Pay-for-Performance Incentive Program Linked to Improved CV Outcomes in Small EHR-Enabled Practices
Cardiovascular outcomes are modestly improved in small electronic health record (EHR)-enabled clinics participating in pay-for-performance incentive programs, according to a study published Sept. 10 in the Journal of the American Medical Association (JAMA).
Previous research on pay-for-performance programs has focused on large-group practices. With new payment models evolving as part of health care reform, the authors of the study set out to determine the impact of financial incentive models in the small practice setting, where the majority of the country’s patients receive care.
The cluster-randomized study looked at 84 New York City primary care clinics with under 10 clinicians from April 2009 to March 2010. The intervention group clinics (n=42) had a combined total of 179,094 patients (mean, 4,592) and the control group clinics (n=42) had a total of 118,626 patients (mean, 3,042). All participating clinics were provided the same EHR software and assistance from quality improvement specialists as part of a New York City program.

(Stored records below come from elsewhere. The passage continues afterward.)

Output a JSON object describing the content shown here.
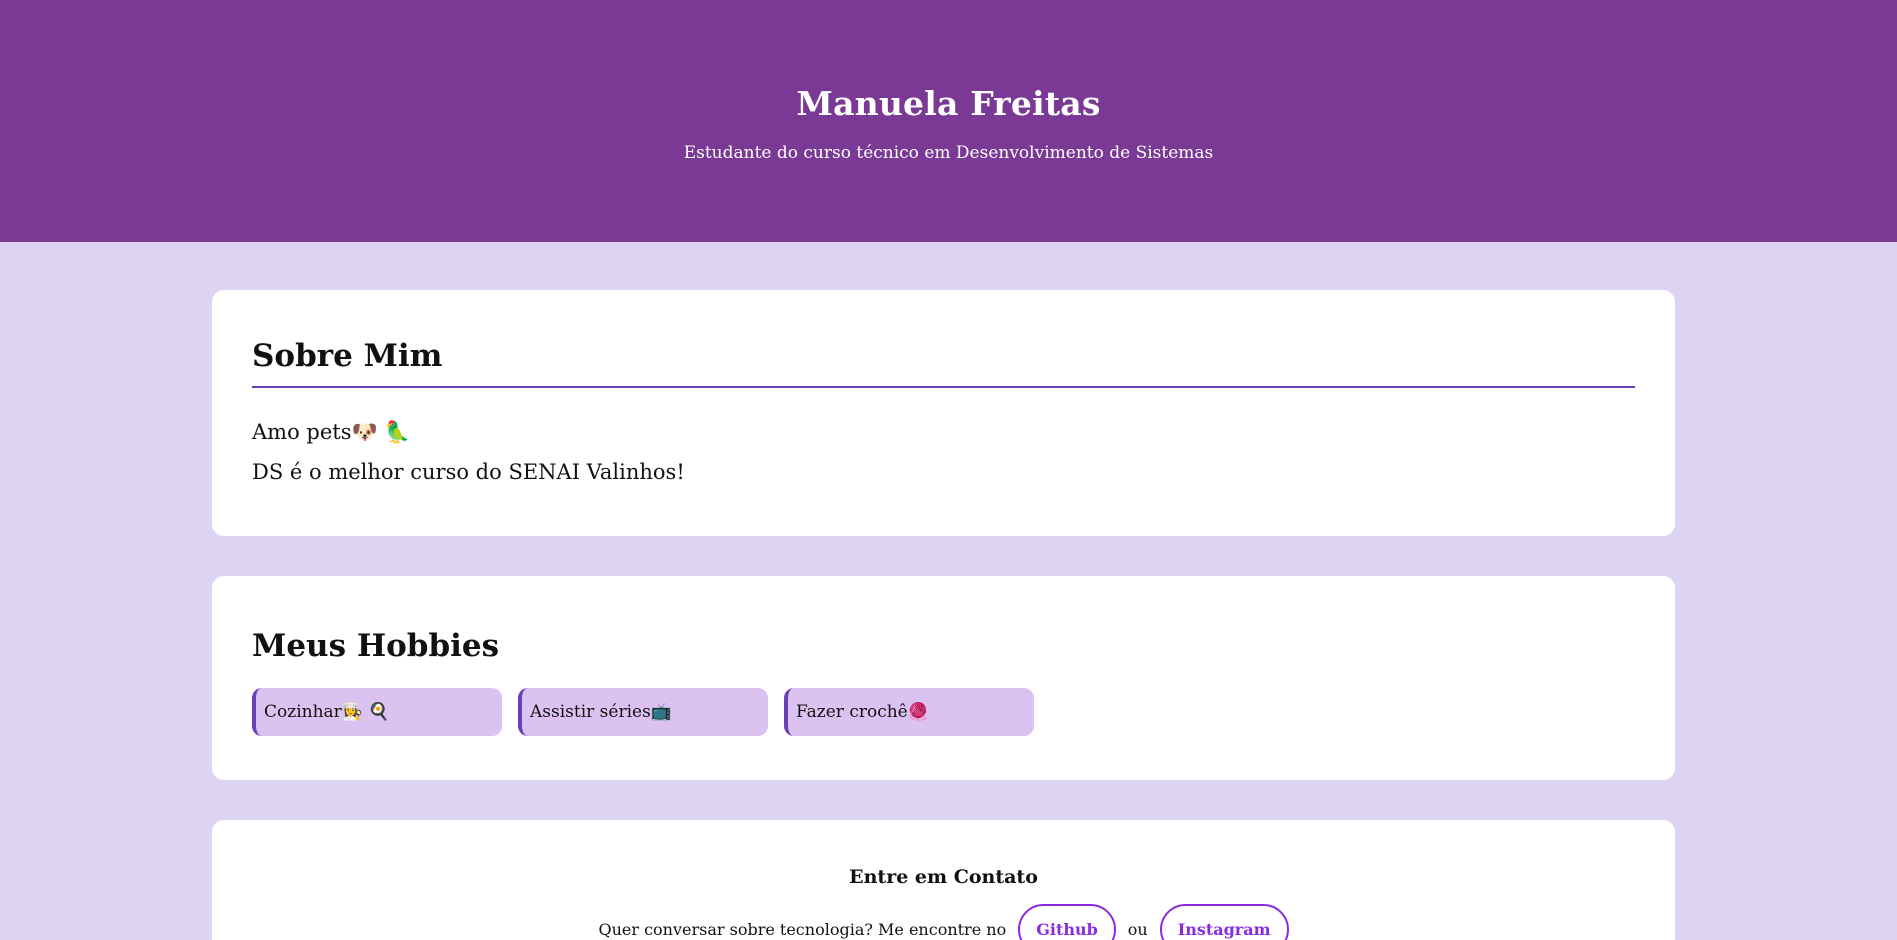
{
  "header": {
    "name": "Manuela Freitas",
    "subtitle": "Estudante do curso técnico em Desenvolvimento de Sistemas"
  },
  "about": {
    "title": "Sobre Mim",
    "line1": "Amo pets🐶 🦜",
    "line2": "DS é o melhor curso do SENAI Valinhos!"
  },
  "hobbies": {
    "title": "Meus Hobbies",
    "items": [
      {
        "label": "Cozinhar👩‍🍳 🍳"
      },
      {
        "label": "Assistir séries📺"
      },
      {
        "label": "Fazer crochê🧶"
      }
    ]
  },
  "contact": {
    "title": "Entre em Contato",
    "text": "Quer conversar sobre tecnologia? Me encontre no",
    "github_label": "Github",
    "or": "ou",
    "instagram_label": "Instagram"
  }
}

Incentives for the intervention group were aligned with individual patient performance on clinical preventive services. These measures included aspirin or antithrombotic prescription, blood pressure control, cholesterol control and smoking cessation, also known as the “ABCS.”

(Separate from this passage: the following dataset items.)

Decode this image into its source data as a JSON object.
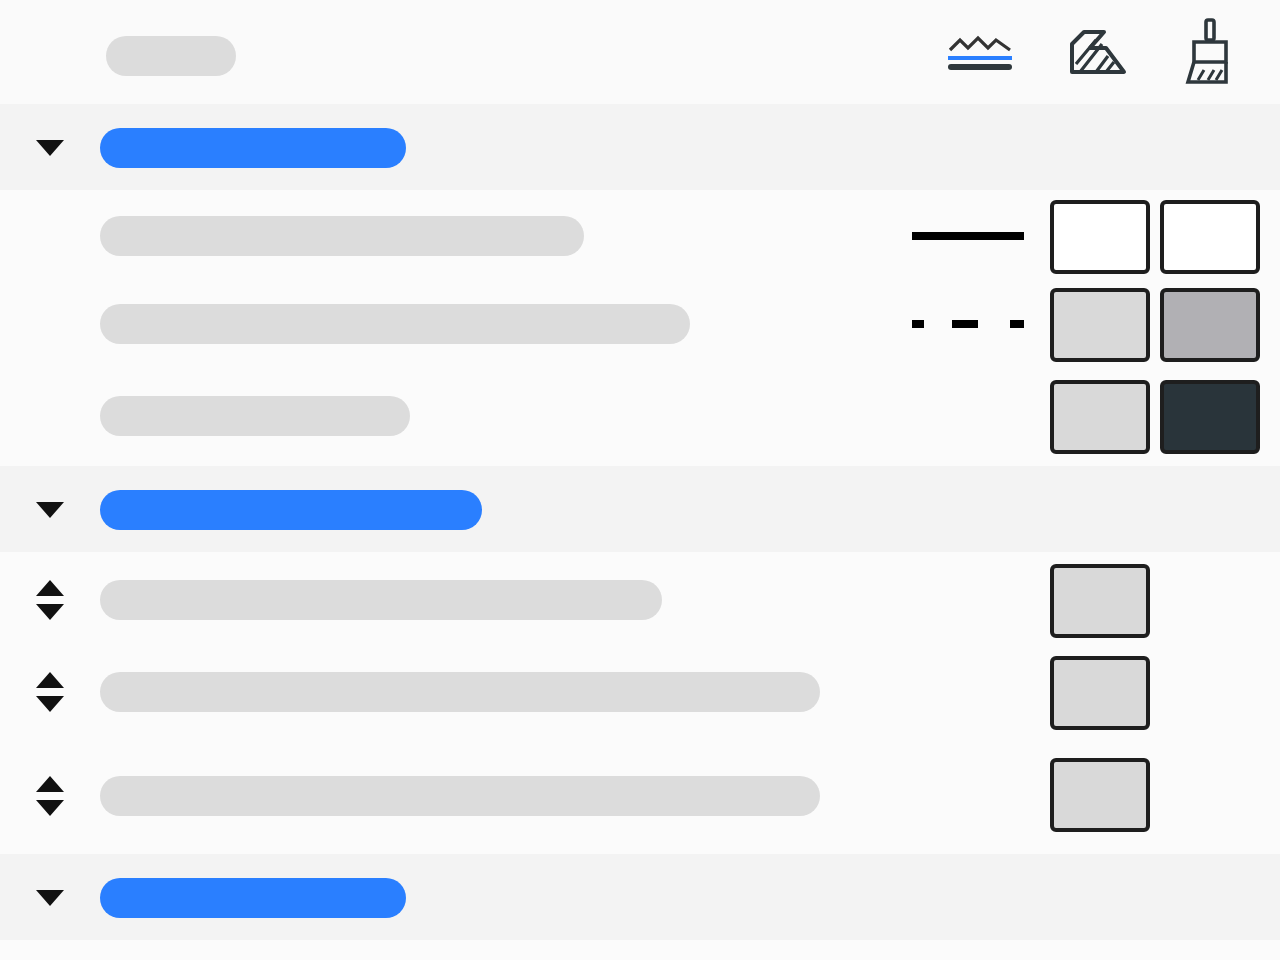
{
  "toolbar": {
    "tools": [
      {
        "kind": "line"
      },
      {
        "kind": "hatch"
      },
      {
        "kind": "brush"
      }
    ]
  },
  "sections": [
    {
      "expanded": true,
      "rows": [
        {
          "kind": "plain",
          "line_sample": {
            "kind": "solid"
          },
          "swatches": [
            {
              "color": "#ffffff"
            },
            {
              "color": "#ffffff"
            }
          ]
        },
        {
          "kind": "plain",
          "line_sample": {
            "kind": "dashed"
          },
          "swatches": [
            {
              "color": "#d9d9d9"
            },
            {
              "color": "#b1b0b4"
            }
          ]
        },
        {
          "kind": "plain",
          "swatches": [
            {
              "color": "#d9d9d9"
            },
            {
              "color": "#29343a"
            }
          ]
        }
      ]
    },
    {
      "expanded": true,
      "rows": [
        {
          "kind": "sortable",
          "swatches": [
            {
              "color": "#d9d9d9"
            }
          ]
        },
        {
          "kind": "sortable",
          "swatches": [
            {
              "color": "#d9d9d9"
            }
          ]
        },
        {
          "kind": "sortable",
          "swatches": [
            {
              "color": "#d9d9d9"
            }
          ]
        }
      ]
    },
    {
      "expanded": true
    }
  ]
}
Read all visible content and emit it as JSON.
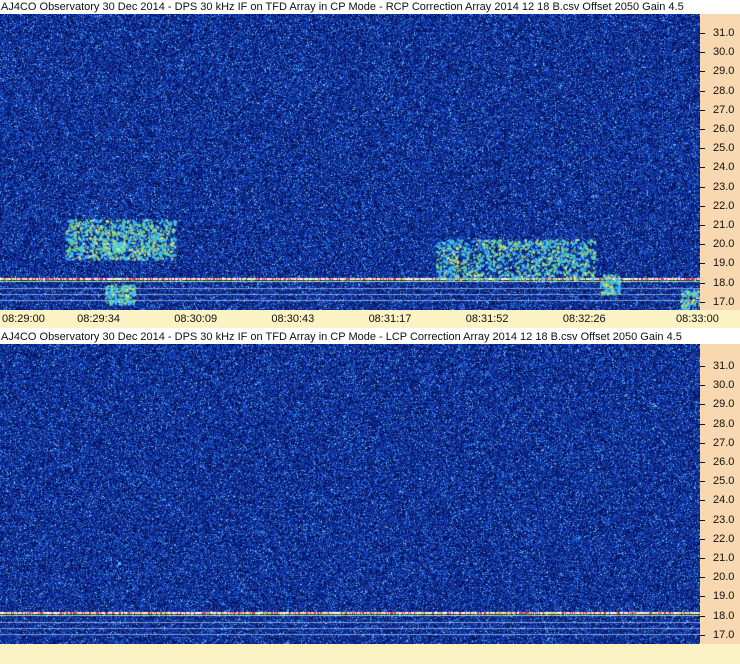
{
  "panels": [
    {
      "title": "AJ4CO Observatory 30 Dec 2014 - DPS 30 kHz IF on TFD Array in CP Mode - RCP     Correction Array 2014 12 18 B.csv  Offset 2050  Gain 4.5",
      "frequency_ticks": [
        "31.0",
        "30.0",
        "29.0",
        "28.0",
        "27.0",
        "26.0",
        "25.0",
        "24.0",
        "23.0",
        "22.0",
        "21.0",
        "20.0",
        "19.0",
        "18.0",
        "17.0"
      ],
      "time_ticks": [
        "08:29:00",
        "08:29:34",
        "08:30:09",
        "08:30:43",
        "08:31:17",
        "08:31:52",
        "08:32:26",
        "08:33:00"
      ]
    },
    {
      "title": "AJ4CO Observatory 30 Dec 2014 - DPS 30 kHz IF on TFD Array in CP Mode - LCP     Correction Array 2014 12 18 B.csv  Offset 2050  Gain 4.5",
      "frequency_ticks": [
        "31.0",
        "30.0",
        "29.0",
        "28.0",
        "27.0",
        "26.0",
        "25.0",
        "24.0",
        "23.0",
        "22.0",
        "21.0",
        "20.0",
        "19.0",
        "18.0",
        "17.0"
      ],
      "time_ticks": []
    }
  ],
  "colors": {
    "background": "#0a1d8e",
    "noise_bright": "#3fa0ff",
    "signal_green": "#7fe07a",
    "signal_yellow": "#f2e86b",
    "interference_red": "#e0407a",
    "axis_bg": "#f7d8b0",
    "time_axis_bg": "#fbf3c3"
  }
}
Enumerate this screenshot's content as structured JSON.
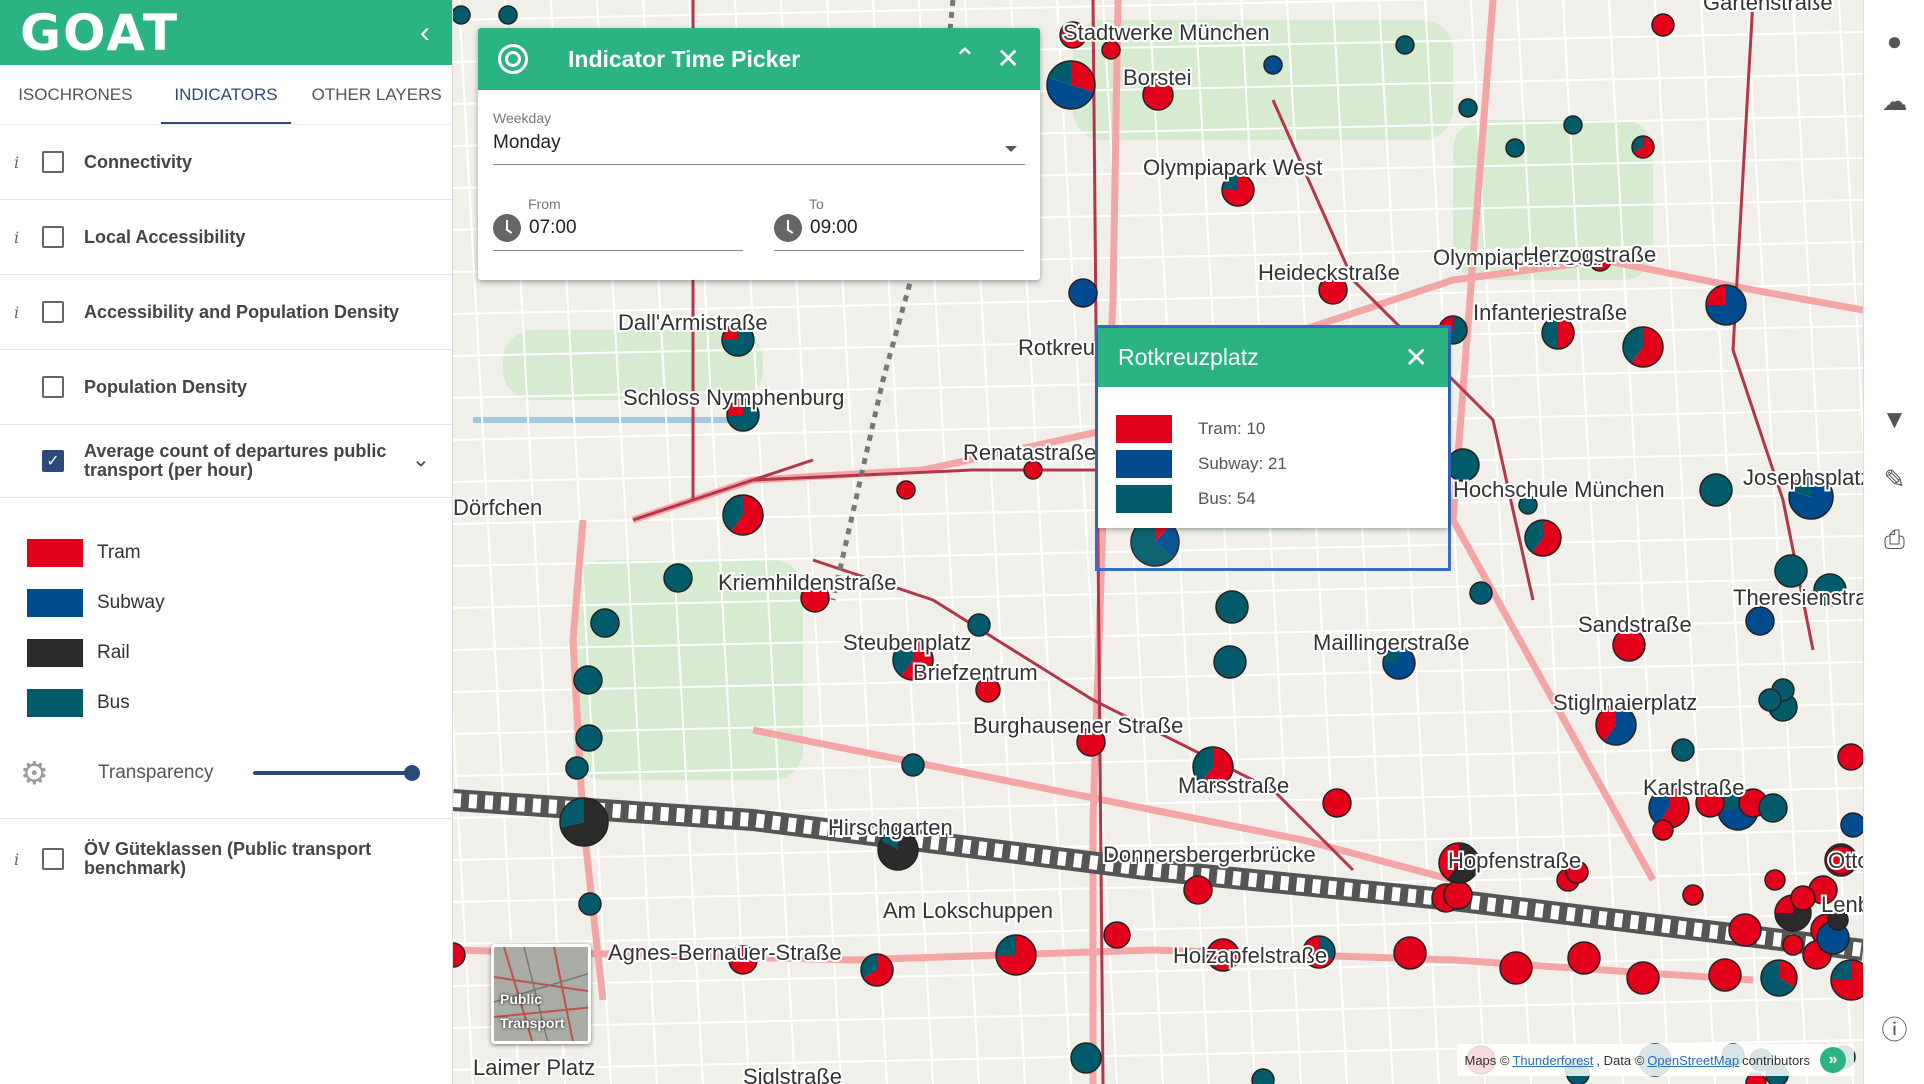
{
  "app": {
    "logo": "GOAT"
  },
  "tabs": [
    {
      "label": "ISOCHRONES"
    },
    {
      "label": "INDICATORS"
    },
    {
      "label": "OTHER LAYERS"
    }
  ],
  "layers": [
    {
      "label": "Connectivity",
      "info": "i",
      "checked": false
    },
    {
      "label": "Local Accessibility",
      "info": "i",
      "checked": false
    },
    {
      "label": "Accessibility and Population Density",
      "info": "i",
      "checked": false
    },
    {
      "label": "Population Density",
      "info": "",
      "checked": false
    },
    {
      "label": "Average count of departures public transport (per hour)",
      "info": "",
      "checked": true
    }
  ],
  "legend": [
    {
      "label": "Tram",
      "color": "#e2001a"
    },
    {
      "label": "Subway",
      "color": "#004b8d"
    },
    {
      "label": "Rail",
      "color": "#2b2b2b"
    },
    {
      "label": "Bus",
      "color": "#015b6b"
    }
  ],
  "transparency": {
    "label": "Transparency",
    "value": 1.0
  },
  "oev": {
    "label": "ÖV Güteklassen (Public transport benchmark)",
    "info": "i",
    "checked": false
  },
  "time_picker": {
    "title": "Indicator Time Picker",
    "weekday_label": "Weekday",
    "weekday_value": "Monday",
    "from_label": "From",
    "from_value": "07:00",
    "to_label": "To",
    "to_value": "09:00"
  },
  "popup": {
    "title": "Rotkreuzplatz",
    "rows": [
      {
        "text": "Tram: 10",
        "color": "#e2001a"
      },
      {
        "text": "Subway: 21",
        "color": "#004b8d"
      },
      {
        "text": "Bus: 54",
        "color": "#015b6b"
      }
    ]
  },
  "map_labels": [
    "Stadtwerke München",
    "Borstei",
    "Olympiapark West",
    "Heideckstraße",
    "Olympiapark Süd",
    "Herzogstraße",
    "Infanteriestraße",
    "Dall'Armistraße",
    "Schloss Nymphenburg",
    "Renatastraße",
    "Rotkreuzplatz",
    "Hochschule München",
    "Josephsplatz",
    "Kriemhildenstraße",
    "Steubenplatz",
    "Briefzentrum",
    "Maillingerstraße",
    "Theresienstraße",
    "Sandstraße",
    "Burghausener Straße",
    "Stiglmaierplatz",
    "Marsstraße",
    "Karlstraße",
    "Hirschgarten",
    "Donnersbergerbrücke",
    "Hopfenstraße",
    "Ottostraße",
    "Am Lokschuppen",
    "Agnes-Bernauer-Straße",
    "Holzapfelstraße",
    "Lenbachplatz",
    "Laimer Platz",
    "Siglstraße",
    "Gartenstraße",
    "Dörfchen"
  ],
  "baselayer": {
    "label": "Public Transport"
  },
  "attribution": {
    "prefix": "Maps ©",
    "link1": "Thunderforest",
    "mid": ", Data ©",
    "link2": "OpenStreetMap",
    "suffix": "contributors"
  }
}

Results showed that after a year, both the intervention group and the control group saw improved performance on all measures. However the intervention group performed significantly better on the aspirin or antithrombotic prescription for patients with diabetes or ischemic vascular disease (6 percent difference). As for blood pressure control, the incentivized clinics saw improved outcomes in hypertensive patients who did not have diabetes or ischemic vascular disease (5.5 percent difference); patients with hypertension and diabetes (7.8 percent difference); and hypertensive patients with diabetes or ischemic vascular disease (7.8 percent difference). Smoking cessation interventions were also improved in the intervention group (4.7 percent difference). The study did not find a statistically significant difference in cholesterol control for the two groups.
“An important aspect of this study was providing incentives to improve intermediate outcomes, rather than just processes, and doing so specifically in patients with more risk factors,” noted the authors. As for the impact of pay-for-performance for uninsured or Medicaid non-HMO patients, the study found that clinics in the intervention group performed better on all measures except cholesterol control; however, the differences were not statistically significant.

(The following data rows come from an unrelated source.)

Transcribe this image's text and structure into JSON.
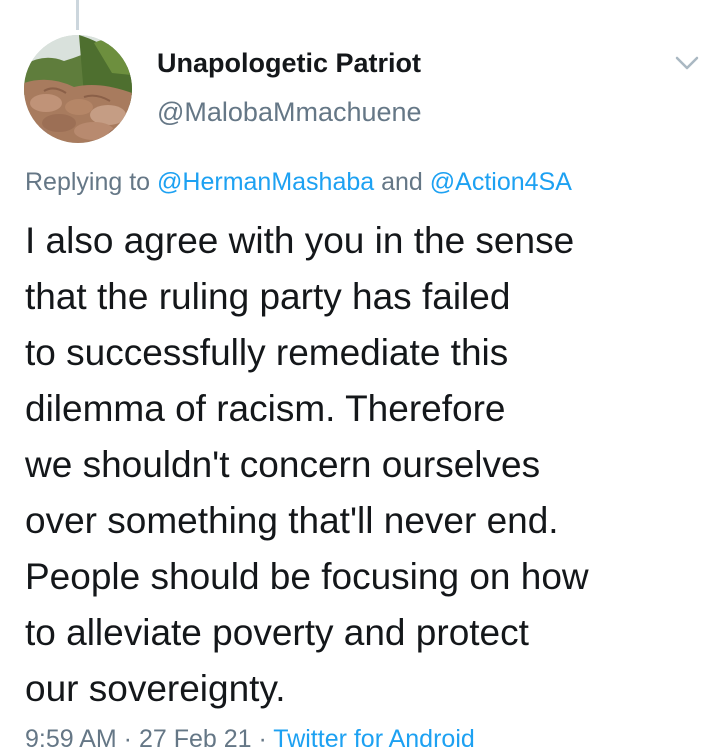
{
  "tweet": {
    "author": {
      "display_name": "Unapologetic Patriot",
      "handle": "@MalobaMmachuene",
      "avatar_icon": "landscape-rocks-avatar"
    },
    "menu_icon": "chevron-down-icon",
    "replying_prefix": "Replying to",
    "replying_mention_1": "@HermanMashaba",
    "replying_and": "and",
    "replying_mention_2": "@Action4SA",
    "text_lines": [
      "I also agree with you in the sense",
      "that the ruling party has failed",
      "to successfully remediate this",
      "dilemma of racism. Therefore",
      "we shouldn't concern ourselves",
      "over something that'll never end.",
      "People should be focusing on how",
      "to alleviate poverty and protect",
      "our sovereignty."
    ],
    "meta_time": "9:59 AM · 27 Feb 21 ·",
    "meta_source": "Twitter for Android"
  },
  "colors": {
    "text": "#14171a",
    "secondary": "#657786",
    "link": "#1da1f2",
    "thread_line": "#ccd6dd"
  }
}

The authors concluded that “in the context of increasing uptake of EHRs with robust clinical management tools, small practices may be able to improve their quality performance in response to an incentive.”
Two additional articles published Sept. 10 in JAMA also focused on EHRs and physician incentives. The first study found that the use of outpatient EHR systems among diabetes patients treated in an integrated delivery system reduced emergency department visits and hospitalizations, but not office visit rates.
Meanwhile, the second study examined the impact of financial incentives on hypertension care and found that individual financial incentives, as compared to practice-level or combined incentives, were most effective in addressing blood pressure control. Additionally, guideline-recommended medication use was not improved with any of the three financial incentive models.
In a related editorial comment, Rowena J. Dolor, MD, MHS, and Kevin A. Schulman, MD, of the Duke University School of Medicine, Durham, NC, note “These results suggest that although there is some room for improvement of individual performance, these gaps represent systematic shortcomings rather than an issue with performance at the individual clinician level.”